Entre as propostas estão estruturas de grande porte como bondinhos, tirolesas, teleféricos, glampings, restaurantes esculpidos em rochas, estacionamentos para centenas de veículos e até passeios de helicóptero. Para os críticos do programa essas intervenções transformariam áreas de proteção integral -criadas para a conservação da biodiversidade – em polos de turismo de massa.
Hugo Cavaca classifica os planos como um “show de horrores”, elaborados sem base ambiental consistente. Entre os principais problemas que destaca, estão a metodologia e os pressupostos adotados pela consultoria que tratou as unidades como se fossem parques urbanos de entretenimento, ignorando o papel legal de conservação das áreas.
O processo de elaboração e divulgação dos estudos também tem sido questionado. O contrato com a Ernst & Young previa a realização de audiências públicas pela própria empresa, o que ainda não ocorreu. Até o momento, os debates sobre o programa foram promovidos apenas pela Comissão de Meio Ambiente da Assembleia Legislativa, e a divulgação das propostas para as UCs é limitada, restrita ao site da Seama. Ambientalistas consideram essa estratégia proposital, para evitar que o movimento contrário ao Peduc ganhe força.
A rejeição popular ao programa ficou evidente nos seminários e audiências públicas, como os realizados em Itaúnas, no Parque Paulo César Vinha e na Assembleia, por iniciativa da deputada Iriny Lopes (PT), que preside a Comissão de Meio Ambiente. Participantes questionaram o modelo de concessão e denunciaram que ele pouco dialoga com a legislação ambiental, invertendo etapas previstas para o planejamento de unidades de conservação.

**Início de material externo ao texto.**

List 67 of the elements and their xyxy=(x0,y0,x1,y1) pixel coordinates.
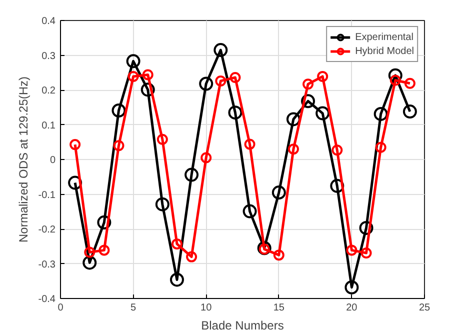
point xyxy=(344,280,359,294)
point xyxy=(317,70,328,82)
point xyxy=(142,69,154,80)
point xyxy=(170,272,184,287)
point xyxy=(84,246,96,258)
x-axis-title: Blade Numbers xyxy=(201,318,284,332)
point xyxy=(126,54,140,68)
point xyxy=(82,256,97,270)
point xyxy=(258,244,270,255)
point xyxy=(199,76,214,91)
point xyxy=(404,78,416,89)
point xyxy=(375,142,386,153)
point xyxy=(242,204,257,218)
point xyxy=(98,244,110,256)
point xyxy=(228,106,242,120)
point xyxy=(316,106,330,120)
point xyxy=(332,144,343,156)
x-tick-label: 0 xyxy=(58,302,64,314)
point xyxy=(359,220,374,235)
point xyxy=(346,244,358,256)
point xyxy=(374,106,388,121)
point xyxy=(330,178,344,193)
point xyxy=(244,138,256,150)
point xyxy=(272,186,286,200)
legend-label: Hybrid Model xyxy=(355,44,414,58)
point xyxy=(273,250,284,261)
point xyxy=(140,82,155,97)
point xyxy=(388,68,402,82)
point xyxy=(360,247,372,258)
point xyxy=(70,139,81,150)
x-tick-label: 25 xyxy=(418,302,430,314)
point xyxy=(68,176,82,190)
point xyxy=(113,140,124,152)
y-tick-label: -0.3 xyxy=(38,259,56,270)
y-tick-label: 0.3 xyxy=(42,50,56,62)
point xyxy=(286,112,300,126)
point xyxy=(302,78,314,90)
x-tick-label: 15 xyxy=(273,302,285,314)
point xyxy=(155,197,170,212)
point xyxy=(390,74,401,86)
x-tick-label: 10 xyxy=(200,302,212,314)
point xyxy=(128,70,139,82)
legend-label: Experimental xyxy=(355,30,414,44)
point xyxy=(156,134,168,145)
point xyxy=(214,43,228,58)
point xyxy=(112,104,126,118)
point xyxy=(230,72,241,83)
y-axis-title: Normalized ODS at 129.25(Hz) xyxy=(16,76,30,243)
y-tick-label: -0.2 xyxy=(38,224,56,236)
y-tick-label: -0.4 xyxy=(38,294,56,305)
point xyxy=(288,144,299,155)
point xyxy=(184,168,199,182)
x-tick-label: 20 xyxy=(346,302,358,314)
y-tick-label: 0 xyxy=(50,155,56,166)
point xyxy=(186,251,198,262)
y-tick-label: -0.1 xyxy=(38,190,56,201)
y-tick-label: 0.4 xyxy=(42,16,56,27)
point xyxy=(200,152,212,164)
y-tick-label: 0.1 xyxy=(42,120,56,132)
point xyxy=(257,241,272,256)
point xyxy=(402,104,417,119)
point xyxy=(171,238,182,250)
y-tick-label: 0.2 xyxy=(42,86,56,96)
point xyxy=(97,215,112,230)
point xyxy=(215,75,226,86)
x-tick-label: 5 xyxy=(130,302,137,314)
point xyxy=(301,94,316,108)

Outro ponto criticado é a desproporção das propostas em relação à dimensão das unidades. Muitos dos parques capixabas têm menos de 200 hectares, enquanto os modelos de exploração turística apresentados são inspirados em grandes parques internacionais, como o Parque do Iguaçu. Além dos impactos ambientais, as comunidades têm apontado a preocupação com a elitização e exclusão das populações locais, que historicamente vivem no entorno das unidades.
Para ambientalistas e moradores das comunidades, é necessário um diálogo real e transparente e um modelo de turismo que seja consciente, sustentável e de base comunitária, fortalecendo quem já cuida dos territórios, em vez de mercantilizar a natureza. Novas audiências públicas estão previstas na região do Caparaó Capixaba, em Alegre, nos próximos dias 25 e 26.